Hopefully I’ll talk to you soon…
boy
Girl responds and send number then texts boy to be sure he has it. Girl then finds out that before he got the number from her, he got it from her friend but then decided it might be weird to call girl when she had not given her number.(friend tells girl that boy also confirmed to said friend that the girl from the other night was just a friend of a friend and he didn’t even remember her name. said he liked girl)
Five days pass and girl wonders why boy hasn’t contacted her. Girl texts boy a chats for a bit but boy is at work. So girl says I will stop bothering you at work give me a call later. boy says sounds good. 2 days later girl still has not heard from boy.
what does girl do? why would boy go through so much trouble to get a number and not use it? girl is very confused.
3 comments April 5, 2009
I love a lazy sunday…
My weekend wasnt terribly eventful. I work both jobs on Saturday so that took up all of that day. But today was lovely. I woke up fairly early, had breakfast and when to lay on the beach for a few hours. I came home, sat on the porch and did my own mani pedi and chatted with some friends online for a bit. Then we grilled hot dogs and burgers for dinner , and the Coley came by for a bit. I was slow, lazy and wonderful! I am soo thrilled that it is finally feeling like summer again! I love the beach, and the warmth, and the fact that I am finally getting some color again! I am really looking forward to the continuing beautiful weather and intend to spend at least part of every weekend on the beach from here on out!
Add comment March 15, 2009
since when does hi mean please grab my booty?
I just don’t understand guys these days. Since when does being friendly give you a right to touch me?

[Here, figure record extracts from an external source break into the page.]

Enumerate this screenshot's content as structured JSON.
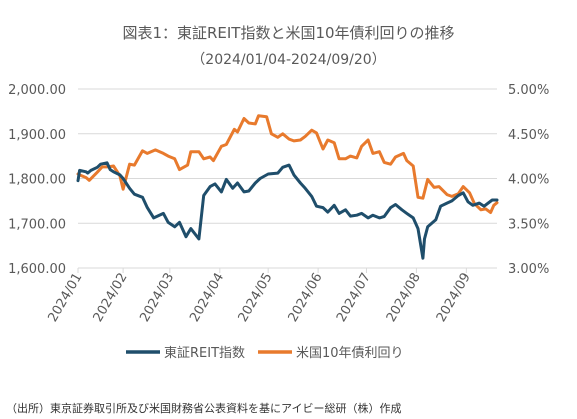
{
  "source_note": "（出所）東京証券取引所及び米国財務省公表資料を基にアイビー総研（株）作成",
  "chart_data": {
    "type": "line",
    "title": "図表1：東証REIT指数と米国10年債利回りの推移",
    "subtitle": "（2024/01/04-2024/09/20）",
    "x_tick_labels": [
      "2024/01",
      "2024/02",
      "2024/03",
      "2024/04",
      "2024/05",
      "2024/06",
      "2024/07",
      "2024/08",
      "2024/09"
    ],
    "y_left": {
      "ylim": [
        1600,
        2000
      ],
      "ticks": [
        1600,
        1700,
        1800,
        1900,
        2000
      ],
      "tick_labels": [
        "1,600.00",
        "1,700.00",
        "1,800.00",
        "1,900.00",
        "2,000.00"
      ]
    },
    "y_right": {
      "ylim": [
        3.0,
        5.0
      ],
      "ticks": [
        3.0,
        3.5,
        4.0,
        4.5,
        5.0
      ],
      "tick_labels": [
        "3.00%",
        "3.50%",
        "4.00%",
        "4.50%",
        "5.00%"
      ]
    },
    "grid": true,
    "legend_position": "bottom",
    "colors": {
      "reit": "#1f4e6b",
      "yield": "#e87a2d",
      "grid": "#d9d9d9",
      "text": "#595959"
    },
    "series": [
      {
        "name": "東証REIT指数",
        "axis": "left",
        "points": [
          [
            "2024-01-04",
            1795
          ],
          [
            "2024-01-05",
            1818
          ],
          [
            "2024-01-09",
            1815
          ],
          [
            "2024-01-10",
            1812
          ],
          [
            "2024-01-12",
            1818
          ],
          [
            "2024-01-16",
            1825
          ],
          [
            "2024-01-18",
            1832
          ],
          [
            "2024-01-22",
            1835
          ],
          [
            "2024-01-24",
            1820
          ],
          [
            "2024-01-26",
            1815
          ],
          [
            "2024-01-30",
            1808
          ],
          [
            "2024-02-01",
            1800
          ],
          [
            "2024-02-05",
            1778
          ],
          [
            "2024-02-08",
            1765
          ],
          [
            "2024-02-13",
            1758
          ],
          [
            "2024-02-16",
            1735
          ],
          [
            "2024-02-20",
            1712
          ],
          [
            "2024-02-26",
            1722
          ],
          [
            "2024-02-29",
            1702
          ],
          [
            "2024-03-04",
            1692
          ],
          [
            "2024-03-07",
            1702
          ],
          [
            "2024-03-11",
            1670
          ],
          [
            "2024-03-14",
            1688
          ],
          [
            "2024-03-19",
            1665
          ],
          [
            "2024-03-22",
            1762
          ],
          [
            "2024-03-26",
            1782
          ],
          [
            "2024-03-29",
            1788
          ],
          [
            "2024-04-02",
            1770
          ],
          [
            "2024-04-05",
            1798
          ],
          [
            "2024-04-09",
            1778
          ],
          [
            "2024-04-12",
            1790
          ],
          [
            "2024-04-16",
            1770
          ],
          [
            "2024-04-19",
            1772
          ],
          [
            "2024-04-23",
            1790
          ],
          [
            "2024-04-26",
            1800
          ],
          [
            "2024-05-01",
            1810
          ],
          [
            "2024-05-07",
            1812
          ],
          [
            "2024-05-10",
            1825
          ],
          [
            "2024-05-14",
            1830
          ],
          [
            "2024-05-17",
            1808
          ],
          [
            "2024-05-21",
            1790
          ],
          [
            "2024-05-24",
            1778
          ],
          [
            "2024-05-28",
            1760
          ],
          [
            "2024-05-31",
            1738
          ],
          [
            "2024-06-04",
            1735
          ],
          [
            "2024-06-07",
            1725
          ],
          [
            "2024-06-11",
            1740
          ],
          [
            "2024-06-14",
            1722
          ],
          [
            "2024-06-18",
            1730
          ],
          [
            "2024-06-21",
            1716
          ],
          [
            "2024-06-25",
            1718
          ],
          [
            "2024-06-28",
            1722
          ],
          [
            "2024-07-02",
            1712
          ],
          [
            "2024-07-05",
            1718
          ],
          [
            "2024-07-09",
            1712
          ],
          [
            "2024-07-12",
            1715
          ],
          [
            "2024-07-16",
            1735
          ],
          [
            "2024-07-19",
            1742
          ],
          [
            "2024-07-23",
            1730
          ],
          [
            "2024-07-26",
            1722
          ],
          [
            "2024-07-30",
            1712
          ],
          [
            "2024-08-02",
            1688
          ],
          [
            "2024-08-05",
            1622
          ],
          [
            "2024-08-06",
            1665
          ],
          [
            "2024-08-08",
            1692
          ],
          [
            "2024-08-13",
            1708
          ],
          [
            "2024-08-16",
            1738
          ],
          [
            "2024-08-20",
            1745
          ],
          [
            "2024-08-23",
            1750
          ],
          [
            "2024-08-27",
            1762
          ],
          [
            "2024-08-30",
            1768
          ],
          [
            "2024-09-02",
            1748
          ],
          [
            "2024-09-05",
            1740
          ],
          [
            "2024-09-09",
            1745
          ],
          [
            "2024-09-12",
            1738
          ],
          [
            "2024-09-17",
            1752
          ],
          [
            "2024-09-20",
            1752
          ]
        ]
      },
      {
        "name": "米国10年債利回り",
        "axis": "right",
        "points": [
          [
            "2024-01-04",
            4.05
          ],
          [
            "2024-01-05",
            4.04
          ],
          [
            "2024-01-09",
            4.01
          ],
          [
            "2024-01-11",
            3.98
          ],
          [
            "2024-01-16",
            4.07
          ],
          [
            "2024-01-19",
            4.13
          ],
          [
            "2024-01-23",
            4.13
          ],
          [
            "2024-01-26",
            4.14
          ],
          [
            "2024-01-30",
            4.03
          ],
          [
            "2024-02-01",
            3.88
          ],
          [
            "2024-02-05",
            4.16
          ],
          [
            "2024-02-08",
            4.15
          ],
          [
            "2024-02-13",
            4.31
          ],
          [
            "2024-02-16",
            4.28
          ],
          [
            "2024-02-21",
            4.32
          ],
          [
            "2024-02-26",
            4.28
          ],
          [
            "2024-02-29",
            4.25
          ],
          [
            "2024-03-04",
            4.22
          ],
          [
            "2024-03-07",
            4.1
          ],
          [
            "2024-03-12",
            4.15
          ],
          [
            "2024-03-14",
            4.3
          ],
          [
            "2024-03-19",
            4.3
          ],
          [
            "2024-03-22",
            4.22
          ],
          [
            "2024-03-26",
            4.24
          ],
          [
            "2024-03-28",
            4.2
          ],
          [
            "2024-04-02",
            4.36
          ],
          [
            "2024-04-05",
            4.38
          ],
          [
            "2024-04-10",
            4.55
          ],
          [
            "2024-04-12",
            4.52
          ],
          [
            "2024-04-16",
            4.67
          ],
          [
            "2024-04-19",
            4.62
          ],
          [
            "2024-04-23",
            4.61
          ],
          [
            "2024-04-25",
            4.7
          ],
          [
            "2024-04-30",
            4.69
          ],
          [
            "2024-05-03",
            4.5
          ],
          [
            "2024-05-07",
            4.46
          ],
          [
            "2024-05-10",
            4.5
          ],
          [
            "2024-05-14",
            4.44
          ],
          [
            "2024-05-17",
            4.42
          ],
          [
            "2024-05-21",
            4.43
          ],
          [
            "2024-05-24",
            4.47
          ],
          [
            "2024-05-28",
            4.54
          ],
          [
            "2024-05-31",
            4.51
          ],
          [
            "2024-06-04",
            4.33
          ],
          [
            "2024-06-07",
            4.43
          ],
          [
            "2024-06-11",
            4.4
          ],
          [
            "2024-06-14",
            4.22
          ],
          [
            "2024-06-18",
            4.22
          ],
          [
            "2024-06-21",
            4.25
          ],
          [
            "2024-06-25",
            4.23
          ],
          [
            "2024-06-28",
            4.36
          ],
          [
            "2024-07-02",
            4.43
          ],
          [
            "2024-07-05",
            4.28
          ],
          [
            "2024-07-09",
            4.3
          ],
          [
            "2024-07-12",
            4.18
          ],
          [
            "2024-07-16",
            4.16
          ],
          [
            "2024-07-19",
            4.24
          ],
          [
            "2024-07-24",
            4.28
          ],
          [
            "2024-07-26",
            4.2
          ],
          [
            "2024-07-30",
            4.14
          ],
          [
            "2024-08-02",
            3.79
          ],
          [
            "2024-08-05",
            3.78
          ],
          [
            "2024-08-08",
            3.99
          ],
          [
            "2024-08-12",
            3.9
          ],
          [
            "2024-08-15",
            3.91
          ],
          [
            "2024-08-20",
            3.82
          ],
          [
            "2024-08-23",
            3.8
          ],
          [
            "2024-08-27",
            3.83
          ],
          [
            "2024-08-30",
            3.91
          ],
          [
            "2024-09-03",
            3.84
          ],
          [
            "2024-09-06",
            3.72
          ],
          [
            "2024-09-10",
            3.65
          ],
          [
            "2024-09-13",
            3.66
          ],
          [
            "2024-09-16",
            3.62
          ],
          [
            "2024-09-18",
            3.7
          ],
          [
            "2024-09-20",
            3.73
          ]
        ]
      }
    ]
  }
}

Some jerk at the club tonight kept grabbing my booty, so me and my girl just walked away. Unfortunately the guy followed shortly and when we tried to get away again he tried to block us. Luckily there was a large bouncer near by who took over and kicked the guy out. But honestly, what is going on. Why do guys think they have the right to feel me up? What happened to all the nice guys?
6 comments March 14, 2009
feeling better
wow, that was a weird little freak out the other night. I think maybe I just needed to cry a little. Outside of that, things are great. Things at the salon are going really well, and they seem to be very pleased with me! I have moved on to phase two of my training there , and I think I will like this part much better. Although I still cant wait to be done with it all together. Four hours on a monday night after working all day can be a bit much! Im have fun with my friends. Had the past two weekends off from the second job so I went out one sat for a friends birthday and went out last sat with a girl from work. Had such a blast both weekends! this past sunday I went to the zoo with my family and we had so much fun! Things are definitely looking good…

2 comments March 11, 2009
lonely….
Im tired of being a lone. Im tired of feeling undesirable! I hate how things are right now. And I really hate how everyone hows in better situations is telling me how its all going to be ok one day!
Ugh, im never drinking wine again…. it makes me way to emotional!
2 comments March 6, 2009
Ugh,
I have a cold, and I cant breath. It makes me tired! It is awful and I hate it! I just want to stay in bed all week until it is over! Sadly, I must go to work instead! (though I do love my job) I am going to try to go to the gym before work in the morning, lets hope it doesn’t kill me!